Currently, the only access race teams have to NASCAR’s device is at the R&D Center and when the sanctioning body transports the machine to the racetrack. Darby hopes to have a second machine built that will remain full-time at the R&D center.
“Teams have been looking at it,” Darby said. “They’re getting really comfortable with it. It will help them as much as it does us.
“There’s as much technology in NASCAR racing as there is in any other motorsports venue in the world. It just doesn’t get showcased as much because there’s a lot of it doesn’t get used at the racetrack. This is technology that a lot of the teams use — maybe not in this exact fashion — but electronic measuring devices have been in play for many years. We were finally able to develop a system that was practical enough to make it portable enough to bring it to every racetrack.”

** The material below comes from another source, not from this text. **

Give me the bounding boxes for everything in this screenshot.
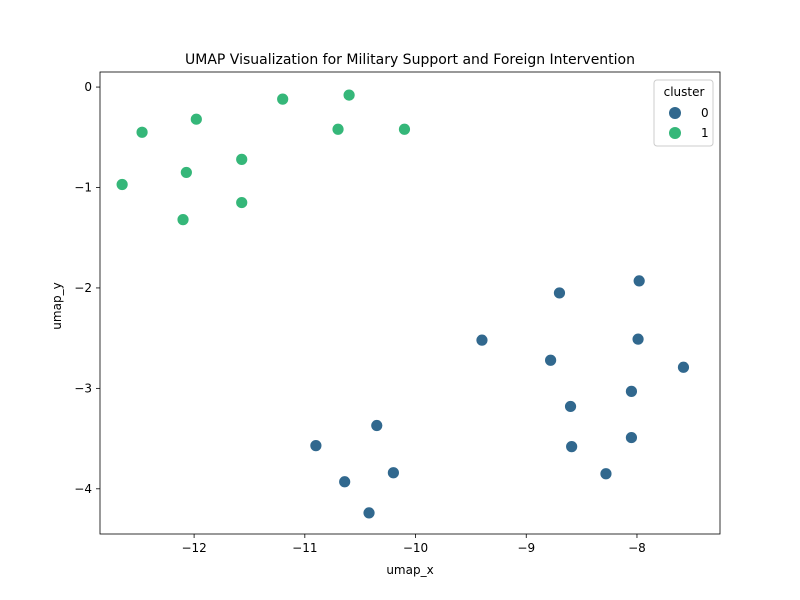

Crew chief Brian Pattie expected all three Michael Waltrip Racing Toyotas to “roll across” the plate during the test to see how the machine “validates” their measurements.
"We've been doing that all winter, so we don't have to wait until today to figure that out,” Pattie said. ”We've been working with NASCAR since probably Homestead trying to get their fixture and our simulation to read the same stuff so we don't have a problem when we show up at the [Daytona] 500.
“Just laser stuff — our simulation kinematics program can match the same numbers. Less human error and more computer and in theory it works great, looks great on paper — just hope it works as good as it looks.”
When Sprint Cup director John Darby was asked if he was pleased with the results from last week’s Daytona test and whether he anticipated any changes to the current rules package, he replied: “Hell no, I wouldn’t change nothing. I just can’t wait to get back there.”